Tim Ashley 

Boris Tchaikovsky: Piano Quintet; The War Suite CD review – a remarkable work

These of exceptional performances of Boris Tchaikovsky’s big melancholy rondo, writes Tim Ashley
  
  

Vanbrugh Quartet
Considerable force … Vanbrugh Quartet. Photograph: /PR

No relation of his famous namesake, Boris Tchaikovsky (1925-1996) was a younger contemporary of Shostakovich, who much admired his chamber music.
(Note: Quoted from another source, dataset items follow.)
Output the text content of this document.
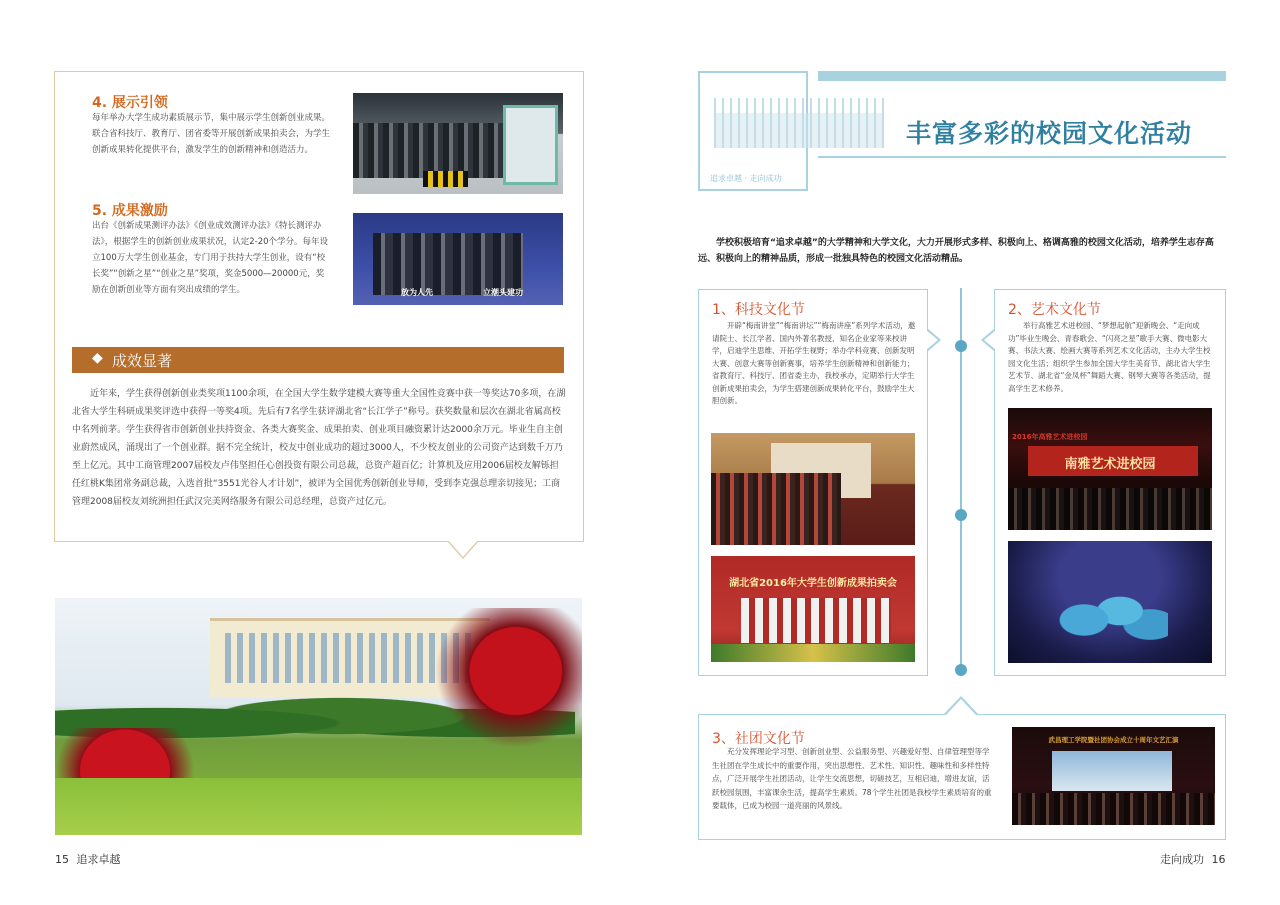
4. 展示引领
每年举办大学生成功素质展示节，集中展示学生创新创业成果。联合省科技厅、教育厅、团省委等开展创新成果拍卖会，为学生创新成果转化提供平台，激发学生的创新精神和创造活力。
5. 成果激励
出台《创新成果测评办法》《创业成效测评办法》《特长测评办法》，根据学生的创新创业成果状况，认定2-20个学分。每年设立100万大学生创业基金，专门用于扶持大学生创业，设有“校长奖”“创新之星”“创业之星”奖项，奖金5000—20000元，奖励在创新创业等方面有突出成绩的学生。	放为人先	立潮头建功
◆ 成效显著
近年来，学生获得创新创业类奖项1100余项，在全国大学生数学建模大赛等重大全国性竞赛中获一等奖达70多项，在湖北省大学生科研成果奖评选中获得一等奖4项。先后有7名学生获评湖北省“长江学子”称号。获奖数量和层次在湖北省属高校中名列前茅。学生获得省市创新创业扶持资金、各类大赛奖金、成果拍卖、创业项目融资累计达2000余万元。毕业生自主创业蔚然成风，涌现出了一个创业群。据不完全统计，校友中创业成功的超过3000人，不少校友创业的公司资产达到数千万乃至上亿元。其中工商管理2007届校友卢伟坚担任心创投资有限公司总裁，总资产超百亿；计算机及应用2006届校友解铄担任红桃K集团常务副总裁，入选首批“3551光谷人才计划”，被评为全国优秀创新创业导师，受到李克强总理亲切接见；工商管理2008届校友刘统洲担任武汉完美网络服务有限公司总经理，总资产过亿元。
15 追求卓越
追求卓越 · 走向成功
丰富多彩的校园文化活动
学校积极培育“追求卓越”的大学精神和大学文化，大力开展形式多样、积极向上、格调高雅的校园文化活动，培养学生志存高远、积极向上的精神品质，形成一批独具特色的校园文化活动精品。
1、科技文化节
开辟“梅南讲堂”“梅南讲坛”“梅南讲座”系列学术活动，邀请院士、长江学者、国内外著名教授、知名企业家等来校讲学，启迪学生思维、开拓学生视野；举办学科竞赛、创新发明大赛、创意大赛等创新赛事，培养学生创新精神和创新能力；省教育厅、科技厅、团省委主办，我校承办，定期举行大学生创新成果拍卖会，为学生搭建创新成果转化平台，鼓励学生大胆创新。
湖北省2016年大学生创新成果拍卖会
2、艺术文化节
举行高雅艺术进校园、“梦想起航”迎新晚会、“走向成功”毕业生晚会、青春歌会、“闪亮之星”歌手大赛、微电影大赛、书法大赛、绘画大赛等系列艺术文化活动，主办大学生校园文化生活；组织学生参加全国大学生美育节、湖北省大学生艺术节、湖北省“金凤杯”舞蹈大赛、钢琴大赛等各类活动，提高学生艺术修养。
2016年高雅艺术进校园
南雅艺术进校园
3、社团文化节
充分发挥理论学习型、创新创业型、公益服务型、兴趣爱好型、自律管理型等学生社团在学生成长中的重要作用，突出思想性、艺术性、知识性、趣味性和多样性特点，广泛开展学生社团活动，让学生交流思想，切磋技艺，互相启迪，增进友谊，活跃校园氛围，丰富课余生活，提高学生素质。78个学生社团是我校学生素质培育的重要载体，已成为校园一道亮丽的风景线。
武昌理工学院暨社团协会成立十周年文艺汇演
走向成功 16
Tchaikovsky’s 1962 Piano Quintet is in many ways a remarkable work: trenchant in tone, it flanks two scherzos with a pair of slow movements, each of which generates considerable force by ringing changes on a single rhythmic pattern. The War Suite, for string quartet and clarinet, derives from the soundtrack to a 1964 film about love and loss during the second world war, and is essentially a big melancholy rondo, in which the repetitions of an initially banal waltz become increasingly poignant as the tone and harmonies of the interwoven episodes gradually darken. The performances, recorded in Moscow during the Vanbrugh Quartet’s 2012 visit, are exceptional. Pianist Olga Solovieva joins them for the Quintet. Maxim Anisimov is the lyrical clarinettist in The War Suite.